¡Felices Fiestas!

Madrid in English

Feliz Navidad

It’s Christmas time. And has of course been so since the end of September. Now that we are all moaning about the rain instead of the vicious heat we can start wishing each other a “Merry Christmas,” or if you are a not particularly well-meaning idiot, you could say “Happy Holidays” instead so as not to offend anyone who draws comfort from a different imaginary friend in the sky. This is bound to make you feel good about yourself and will inevitably bring harmony to peoples of all cultures, and an end to wars. If you are a right-wing lunatic you could rant about the supposed “War on Christmas” which anyone with half a mind can see that Christmas is winning with great ease.

Christmas of course ceased to have anything to do with religion a long time ago, probably not long after the entire story was appropriated from pagan myths. Unless of course consumerism has officially become a religion in which case surely all those massive online and high-street retail outlets should be given charitable status, as well as the tax breaks which help them to create the wealth which is trickling down so slowly it can only be measured in terms of thousands of centuries.

Nevertheless despite the ongoing proletarianisation of the middle classes, and the semienslavement of the working classes, everyone likes to splash out at Christmas. None so much as the good people of Madrid who bring the city centre to a standstill for most of the period. The queues for the Christmas lottery tickets alone encircle the globe many times over. It is hell on earth which is perhaps as it should be.

The lottery is an integral part of the Madrid Christmas experience. It is based on an entire nation’s lack of understanding of the basic mathematical principles of probability. People get very excited when the winning ticket has been bought in the city in which they live, even if that city has several million inhabitants. Some people buy two tickets so that their chances of winning will rise to about one in 20 million. Others cunningly buy their ticket from the shop which sold the winner last year, a shrewd move and an obvious path to unfathomable wealth. More commonly entire micro-sections of society share tickets, or participations in tickets. In the run up to the big event one is constantly harangued by work colleagues, sports clubs, neighbours, and local bars to buy a share. This plays havoc with people who have a passing acquaintance with the laws of mathematics but are nevertheless haunted by the primeval fear of what it would feel like to be the only one who hadn’t bought part of the winning ticket. It would feel like being an astronaut who has been accidentally jettisoned from the space station and is drifting slowly, and terrifyingly alone into the eternal darkness of the universe.

The lottery is also noisy. Those nasty precocious little kids who sing out the winning numbers, their voices raised in a frenzy of greed-fuelled emotion as the prizes get bigger and bigger. For some Madrileños this is the very essence of Christmas. Apparently little old ladies go mad for this kind of thing. Or maybe this is just another manifestation of the patriarchy, and as cultural warriors bring about an end to all kinds of rampaging privilege, perhaps one day I too, freed from the shackles of my gender, will come to love the horrible warbling little bastards.

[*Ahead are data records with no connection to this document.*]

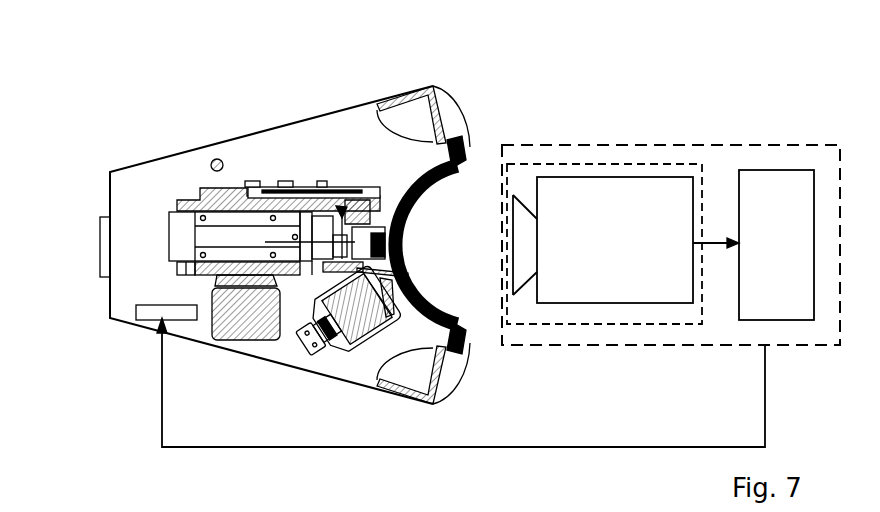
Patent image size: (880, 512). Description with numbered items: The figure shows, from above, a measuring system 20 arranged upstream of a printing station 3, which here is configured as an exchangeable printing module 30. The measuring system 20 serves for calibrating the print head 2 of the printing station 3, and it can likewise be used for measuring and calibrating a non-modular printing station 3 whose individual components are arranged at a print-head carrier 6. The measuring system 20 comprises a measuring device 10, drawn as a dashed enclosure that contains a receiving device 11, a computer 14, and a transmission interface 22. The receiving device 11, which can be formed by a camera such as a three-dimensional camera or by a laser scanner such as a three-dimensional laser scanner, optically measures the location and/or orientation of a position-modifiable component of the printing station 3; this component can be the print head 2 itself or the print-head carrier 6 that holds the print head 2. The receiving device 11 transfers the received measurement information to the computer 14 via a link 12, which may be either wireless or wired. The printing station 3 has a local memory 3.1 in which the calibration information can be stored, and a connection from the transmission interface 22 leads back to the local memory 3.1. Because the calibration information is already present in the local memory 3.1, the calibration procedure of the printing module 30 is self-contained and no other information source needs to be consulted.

The printing station 3 is at (270, 245).
The printing module 30 is at (183, 150).
The local memory 3.1 is at (135, 317).
The print-head carrier 6 is at (332, 187).
The print head 2 is at (381, 227).
The measuring device 10 is at (593, 163).
The receiving device 11 is at (615, 251).
The link 12 is at (708, 238).
The computer 14 is at (789, 256).
The measuring system 20 is at (724, 108).
The transmission interface 22 is at (757, 352).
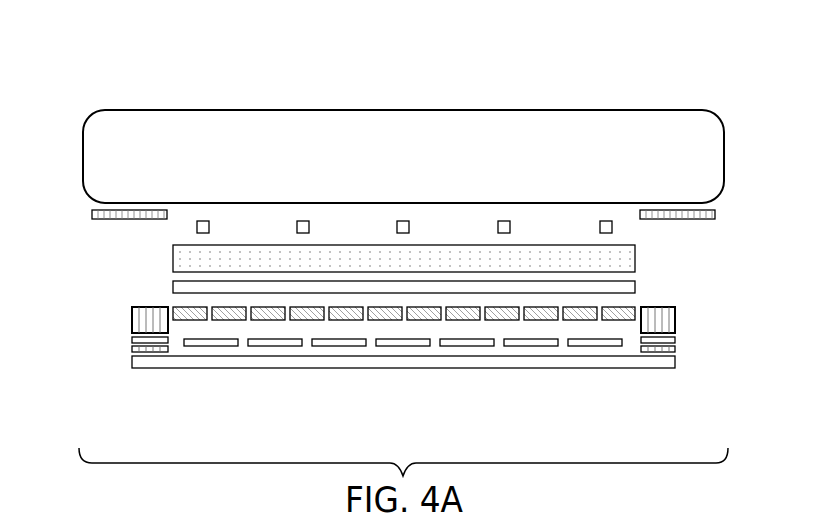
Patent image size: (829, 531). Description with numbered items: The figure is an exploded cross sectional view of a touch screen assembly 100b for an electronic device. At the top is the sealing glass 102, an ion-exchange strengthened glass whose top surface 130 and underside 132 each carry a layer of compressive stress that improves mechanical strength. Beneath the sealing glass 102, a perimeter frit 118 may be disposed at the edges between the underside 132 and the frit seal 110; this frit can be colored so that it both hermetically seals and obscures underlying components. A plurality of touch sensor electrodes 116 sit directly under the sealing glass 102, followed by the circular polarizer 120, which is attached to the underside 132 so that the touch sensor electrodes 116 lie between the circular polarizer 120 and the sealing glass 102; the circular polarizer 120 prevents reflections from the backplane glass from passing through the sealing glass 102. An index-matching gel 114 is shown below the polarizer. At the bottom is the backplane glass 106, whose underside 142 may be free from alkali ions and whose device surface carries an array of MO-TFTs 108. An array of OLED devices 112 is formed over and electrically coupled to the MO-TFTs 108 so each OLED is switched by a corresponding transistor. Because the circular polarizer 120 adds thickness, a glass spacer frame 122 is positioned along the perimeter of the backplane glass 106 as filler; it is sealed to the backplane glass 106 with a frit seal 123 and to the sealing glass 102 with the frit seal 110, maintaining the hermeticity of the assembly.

The touch screen assembly 100b is at (682, 73).
The sealing glass 102 is at (740, 147).
The backplane glass 106 is at (566, 383).
The array of MO-TFTs 108 is at (272, 346).
The frit seal 110 is at (676, 312).
The array of OLED devices 112 is at (193, 316).
The index-matching gel 114 is at (173, 288).
The touch sensor electrodes 116 is at (410, 226).
The perimeter frit 118 is at (92, 214).
The circular polarizer 120 is at (636, 262).
The glass spacer frame 122 is at (676, 340).
The frit seal 123 is at (676, 349).
The top surface 130 is at (222, 110).
The underside 132 is at (227, 204).
The underside 142 is at (657, 368).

The sound of piped Jingle Bells has long been considered a mitigating factor in mass murder, but the Spanish have their own vicious little ear worm. La Mari Morena becomes the sound of the town forcing people like me to wander the streets buried beneath powerful headphones listening to Disorder, Anthrax, and Motorhead at levels that will blissfully guarantee permanent hearing damage.

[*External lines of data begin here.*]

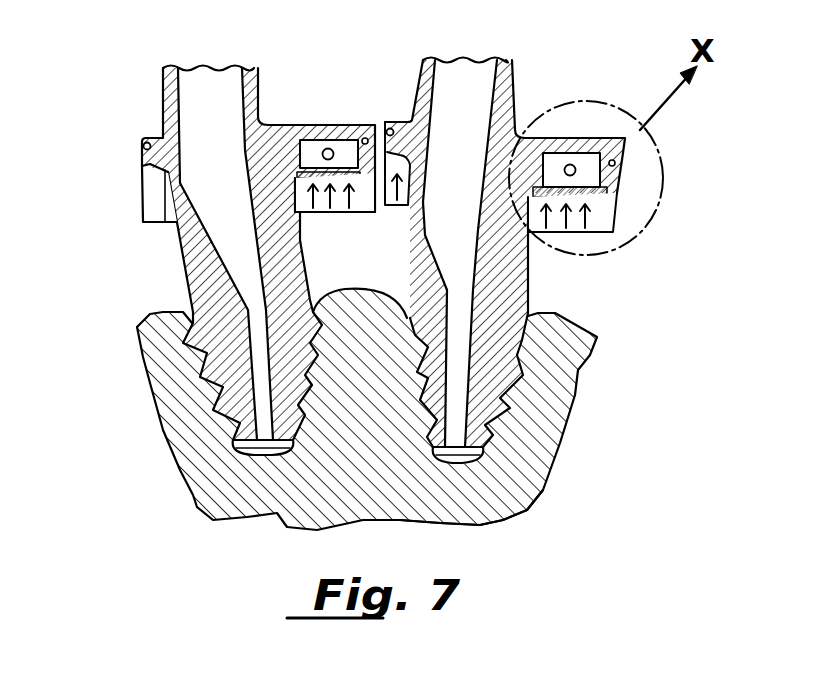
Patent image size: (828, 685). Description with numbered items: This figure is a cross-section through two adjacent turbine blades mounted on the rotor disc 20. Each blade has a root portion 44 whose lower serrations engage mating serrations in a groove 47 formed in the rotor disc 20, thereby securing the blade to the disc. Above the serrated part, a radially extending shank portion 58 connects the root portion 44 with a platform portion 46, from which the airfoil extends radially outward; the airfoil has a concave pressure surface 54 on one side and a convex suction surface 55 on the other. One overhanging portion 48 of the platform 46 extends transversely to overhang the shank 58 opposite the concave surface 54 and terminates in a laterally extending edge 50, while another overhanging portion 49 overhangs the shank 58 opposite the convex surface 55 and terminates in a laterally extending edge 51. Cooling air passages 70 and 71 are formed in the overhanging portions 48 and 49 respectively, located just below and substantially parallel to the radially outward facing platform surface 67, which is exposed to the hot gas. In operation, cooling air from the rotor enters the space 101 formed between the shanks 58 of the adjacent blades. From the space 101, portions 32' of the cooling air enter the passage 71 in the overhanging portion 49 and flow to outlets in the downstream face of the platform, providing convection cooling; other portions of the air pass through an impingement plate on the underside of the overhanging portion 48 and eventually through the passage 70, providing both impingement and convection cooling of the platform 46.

The rotor disc 20 is at (590, 367).
The portions of cooling air 32' is at (431, 163).
The root portion 44 is at (547, 403).
The platform portion 46 is at (540, 137).
The groove 47 is at (517, 512).
The overhanging portion 48 is at (623, 152).
The overhanging portion 49 is at (146, 143).
The laterally extending edge 50 is at (608, 186).
The laterally extending edge 51 is at (138, 156).
The concave pressure surface 54 is at (531, 240).
The convex suction surface 55 is at (421, 72).
The shank portion 58 is at (528, 270).
The radially outward facing platform surface 67 is at (310, 127).
The cooling air passage 70 is at (611, 160).
The cooling air passage 71 is at (389, 124).
The space 101 is at (354, 274).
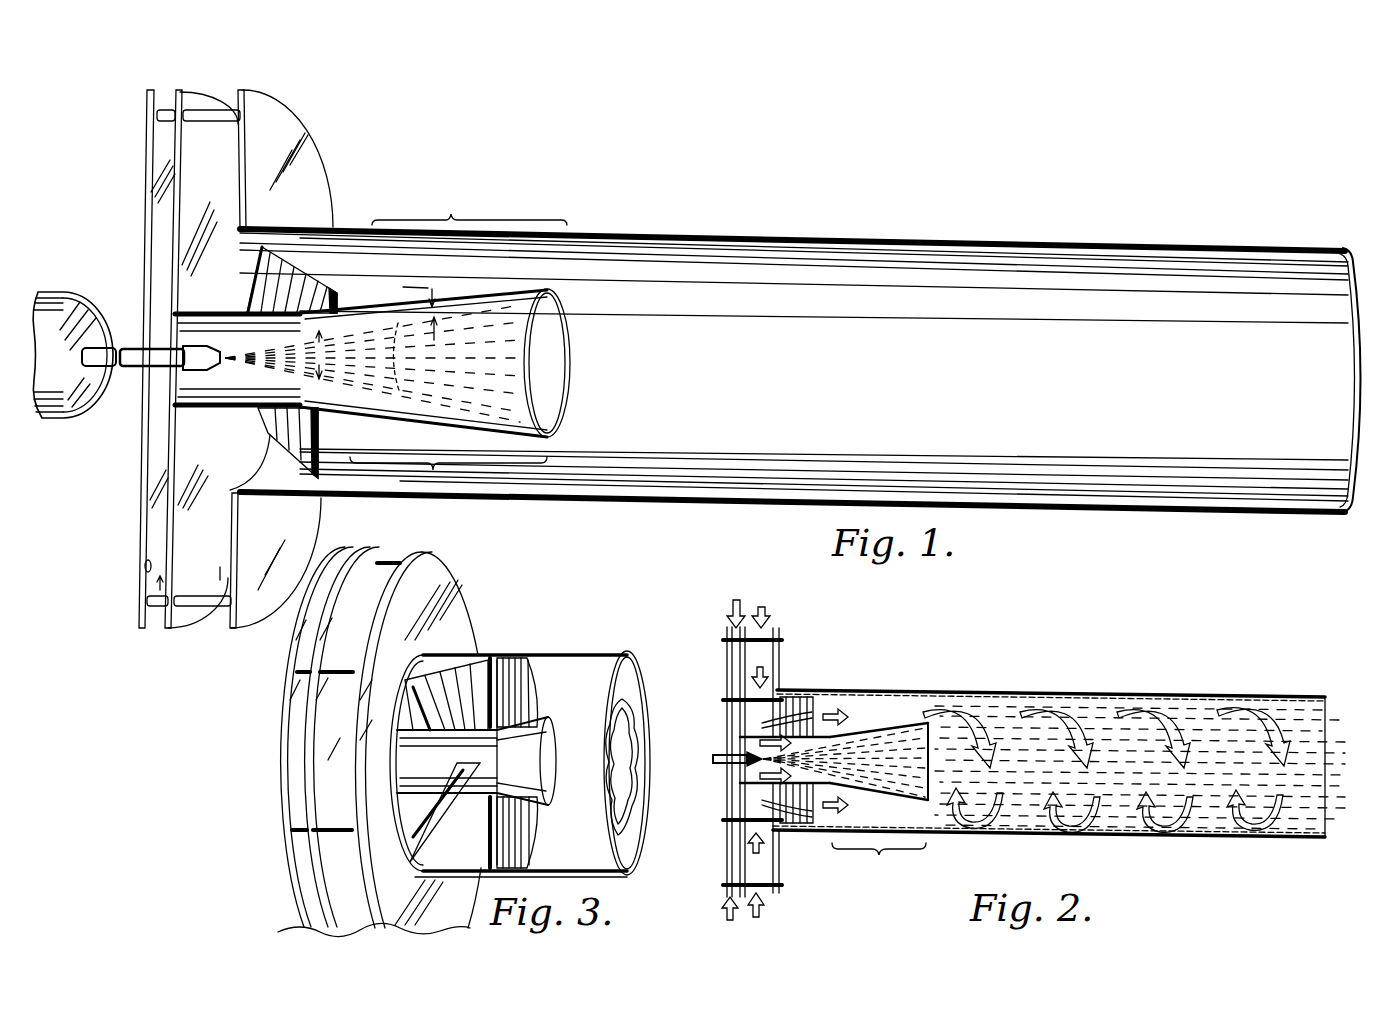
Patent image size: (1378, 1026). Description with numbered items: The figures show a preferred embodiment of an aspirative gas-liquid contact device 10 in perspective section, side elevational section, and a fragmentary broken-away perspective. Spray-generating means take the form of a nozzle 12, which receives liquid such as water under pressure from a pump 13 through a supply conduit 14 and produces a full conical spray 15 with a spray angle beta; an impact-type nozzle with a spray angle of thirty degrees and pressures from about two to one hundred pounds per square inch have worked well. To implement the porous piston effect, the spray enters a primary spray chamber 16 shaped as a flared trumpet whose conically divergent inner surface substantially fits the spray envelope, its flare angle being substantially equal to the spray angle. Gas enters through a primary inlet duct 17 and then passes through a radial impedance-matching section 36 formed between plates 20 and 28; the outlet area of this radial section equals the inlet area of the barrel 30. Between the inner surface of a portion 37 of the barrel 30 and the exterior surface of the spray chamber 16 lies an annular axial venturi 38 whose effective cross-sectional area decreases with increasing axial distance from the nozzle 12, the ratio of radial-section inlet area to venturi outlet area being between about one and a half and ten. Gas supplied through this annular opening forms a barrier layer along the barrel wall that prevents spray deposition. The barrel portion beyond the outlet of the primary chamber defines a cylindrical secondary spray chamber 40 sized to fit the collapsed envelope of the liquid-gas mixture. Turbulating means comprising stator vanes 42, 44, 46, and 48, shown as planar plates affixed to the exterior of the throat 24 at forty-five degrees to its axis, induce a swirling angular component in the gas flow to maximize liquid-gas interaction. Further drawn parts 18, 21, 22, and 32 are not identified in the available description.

In FIG. 1, the aspirative gas-liquid contact device 10 is at (456, 172).
In FIG. 2, the aspirative gas-liquid contact device 10 is at (897, 624).
In FIG. 1, the nozzle 12 is at (195, 345).
In FIG. 2, the nozzle 12 is at (755, 773).
In FIG. 1, the pump 13 is at (50, 416).
In FIG. 1, the supply conduit 14 is at (130, 378).
In FIG. 1, the full conical spray 15 is at (340, 338).
In FIG. 1, the primary spray chamber 16 is at (560, 366).
In FIG. 2, the primary spray chamber 16 is at (908, 752).
In FIG. 3, the primary spray chamber 16 is at (476, 763).
In FIG. 1, the primary inlet duct 17 is at (156, 603).
In FIG. 2, the primary inlet duct 17 is at (732, 665).
In FIG. 3, the primary inlet duct 17 is at (374, 742).
In FIG. 1, the flange plate 18 is at (141, 577).
In FIG. 2, the flange plate 18 is at (728, 685).
In FIG. 3, the flange plate 18 is at (353, 726).
In FIG. 1, the plate 20 is at (210, 553).
In FIG. 2, the plate 20 is at (742, 715).
In FIG. 3, the plate 20 is at (365, 618).
In FIG. 1, the bolts 21 is at (190, 648).
In FIG. 2, the bolts 21 is at (765, 633).
In FIG. 3, the bolts 21 is at (346, 696).
In FIG. 1, the nozzle holder tube 22 is at (178, 333).
In FIG. 2, the nozzle holder tube 22 is at (730, 749).
In FIG. 1, the throat 24 is at (233, 337).
In FIG. 2, the throat 24 is at (803, 710).
In FIG. 1, the plate 28 is at (283, 553).
In FIG. 2, the plate 28 is at (774, 857).
In FIG. 3, the plate 28 is at (436, 618).
In FIG. 1, the barrel 30 is at (750, 240).
In FIG. 2, the barrel 30 is at (1049, 763).
In FIG. 3, the barrel 30 is at (582, 652).
In FIG. 1, the combustion zone 32 is at (448, 476).
In FIG. 1, the radial impedance-matching section 36 is at (216, 575).
In FIG. 2, the radial impedance-matching section 36 is at (765, 654).
In FIG. 1, the portion of the barrel 37 is at (469, 205).
In FIG. 2, the portion of the barrel 37 is at (879, 861).
In FIG. 1, the annular axial venturi 38 is at (620, 275).
In FIG. 2, the annular axial venturi 38 is at (878, 713).
In FIG. 1, the secondary spray chamber 40 is at (862, 298).
In FIG. 2, the secondary spray chamber 40 is at (1048, 745).
In FIG. 1, the stator vane 42 is at (297, 283).
In FIG. 2, the stator vane 42 is at (796, 760).
In FIG. 3, the stator vane 42 is at (440, 700).
In FIG. 3, the stator vane 44 is at (517, 692).
In FIG. 1, the stator vane 46 is at (268, 418).
In FIG. 3, the stator vane 46 is at (500, 812).
In FIG. 3, the stator vane 48 is at (450, 800).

Many people believe that Christmas is all about the family. It certainly is in Spain. Between December 24th and January 6th anyone unlucky enough to have Spanish relatives will be submitted to no less than five full family dinners. It is of course a great time for alcoholics, as alcohol is the only way to get through the whole gruesome nightmare of gluttony, and ancient seething blood feuds. No one can irritate you like your own family. This is because you have grown up with them and they all know exactly what you are like, so manners, respect, and pretence go right out of the window. These are the very same forces that make long-term relationships such drudging sexless affairs. Very few people are amusing to their immediate family and long-term lovers. They’ve seen and heard it all before, and are probably consumed by all manner of festering grievances.

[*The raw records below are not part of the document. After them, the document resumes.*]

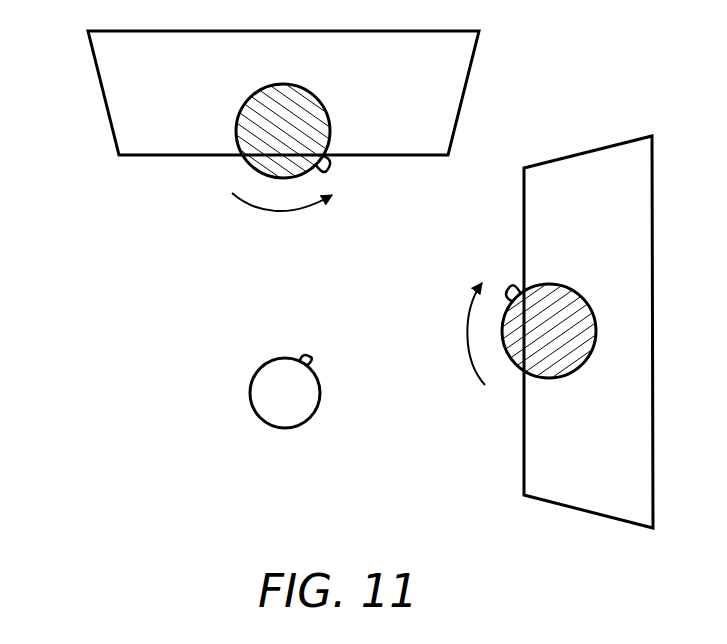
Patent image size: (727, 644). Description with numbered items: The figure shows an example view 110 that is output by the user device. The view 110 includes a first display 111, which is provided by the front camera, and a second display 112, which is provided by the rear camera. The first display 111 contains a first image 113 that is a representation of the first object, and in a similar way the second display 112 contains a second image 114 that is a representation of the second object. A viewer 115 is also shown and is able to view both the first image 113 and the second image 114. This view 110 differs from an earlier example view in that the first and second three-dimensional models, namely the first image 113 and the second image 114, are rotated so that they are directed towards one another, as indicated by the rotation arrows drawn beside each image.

The view 110 is at (100, 523).
The first display 111 is at (115, 142).
The second display 112 is at (618, 520).
The first image 113 is at (325, 100).
The second image 114 is at (567, 285).
The viewer 115 is at (287, 430).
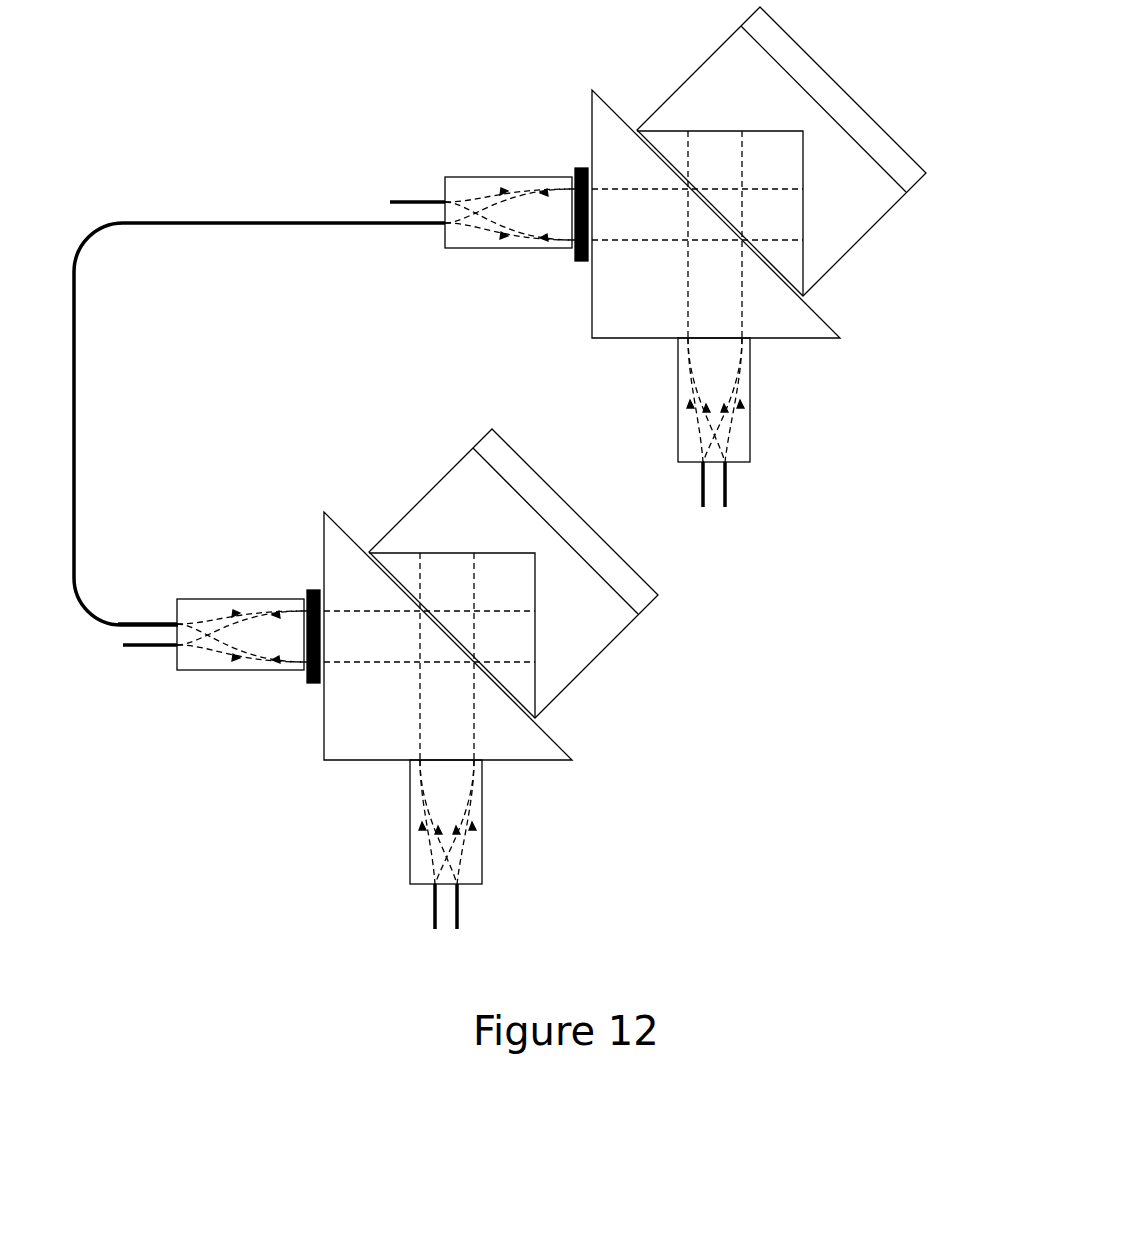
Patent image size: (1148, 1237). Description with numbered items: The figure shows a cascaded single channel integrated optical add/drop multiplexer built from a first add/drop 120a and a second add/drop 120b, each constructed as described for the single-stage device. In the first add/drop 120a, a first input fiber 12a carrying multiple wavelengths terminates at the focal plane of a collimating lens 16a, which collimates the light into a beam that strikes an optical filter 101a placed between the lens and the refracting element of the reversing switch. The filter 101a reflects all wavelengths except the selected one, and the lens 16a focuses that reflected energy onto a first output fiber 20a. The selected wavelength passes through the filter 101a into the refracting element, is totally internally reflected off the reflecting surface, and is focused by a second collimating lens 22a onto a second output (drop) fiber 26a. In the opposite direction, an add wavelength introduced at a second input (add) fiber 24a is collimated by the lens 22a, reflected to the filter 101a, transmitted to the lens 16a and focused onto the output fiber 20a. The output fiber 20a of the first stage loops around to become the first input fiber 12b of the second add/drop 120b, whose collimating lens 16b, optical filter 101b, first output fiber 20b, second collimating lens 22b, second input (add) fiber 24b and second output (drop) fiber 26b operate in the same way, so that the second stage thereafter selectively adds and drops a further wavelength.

Slap bang in the middle of it all we have New Year’s Eve. In England this is traditionally celebrated by mass violence in pubs, car parks, taxi ranks, and kebab shops. However, in Spain it is inevitably centred once more on the family. Having stuffed yourself for a week, following the usual ludicrously lavish meal washed down with buckets of cava (Catalan if you actually like cava, Extremeño if you’re a fascist), you are then expected to eat a grape for every chime of the bells leading up to midnight. That’s twelve grapes in twelve seconds. If you really are an idiot you could cram yourself into the Puerta del Sol with lots of other brain deficient revellers and wave a silly laser about. Most Madrileños however like to watch it on TV guided by increasingly annoying male and female presenters, he dressed in a tuxedo, she barely dressed at all. The grapes apparently bring good luck, except for the statistically inevitable individuals who actually choke to death on them. And anyway, it’s a tradition, which goes all the way back to the 1920s when the King decided it would be a good way to flog off the excess grape harvest. As always tradition simply means having done any old shite for quite a long time, or at least for long enough for traditionalists to invoke the word as some kind of profound justification for stupid, and often moronic behaviour. (see nearly all local village fiestas).

Thankfully the Spanish Christmas does finally stagger to an end on January 6th when Spanish kids get yet another haul of presents from usually older relatives still in thrall to tradition despite the ongoing collapse of the economy, as the demographic time bomb detonates to the backdrop of Neo-liberal madness. It is the day of the Magic Kings. It is also the day when venomous identity politics is unleashed from left and right alike as an increasingly bitter annual controversy centres on King Baltazar who is supposedly of a minority ethnic group. How this imaginary figure is to be accurately represented has become a burning issue. Traditionalists believe that the baby Jesus would have originally been gifted the myrrh by a middle-aged white politician covered in black shoe polish. Progressives who don’t even believe in all this shite anyway, still feel strongly that he should be represented realistically by someone with proper dark skin. The black beard is thankfully no longer an issue as every male in Madrid over the age of 14 now has a full black beard. No one seems to care about the authenticity of the myrrh.

And with the increasingly spiteful King’s Parade at an end, the festive season is finally laid to rest, along with many of the victims of its excesses. The rest of January is of course a hideous affair of self-control, and detoxification. But at least it’s not Christmas. And it won’t be for another six months. So Dear Reader, I wish you oodles of festive fun. And remember that your relatives probably despise you as much as you despise them, so be kind, if not gentle. Enjoy the food, and the drink, and remember that if we all stop consuming the planet will explode, and we will all have to forage for food, and phones, and there will be no more wellness coaches or avocados. ¡Felices Fiestas!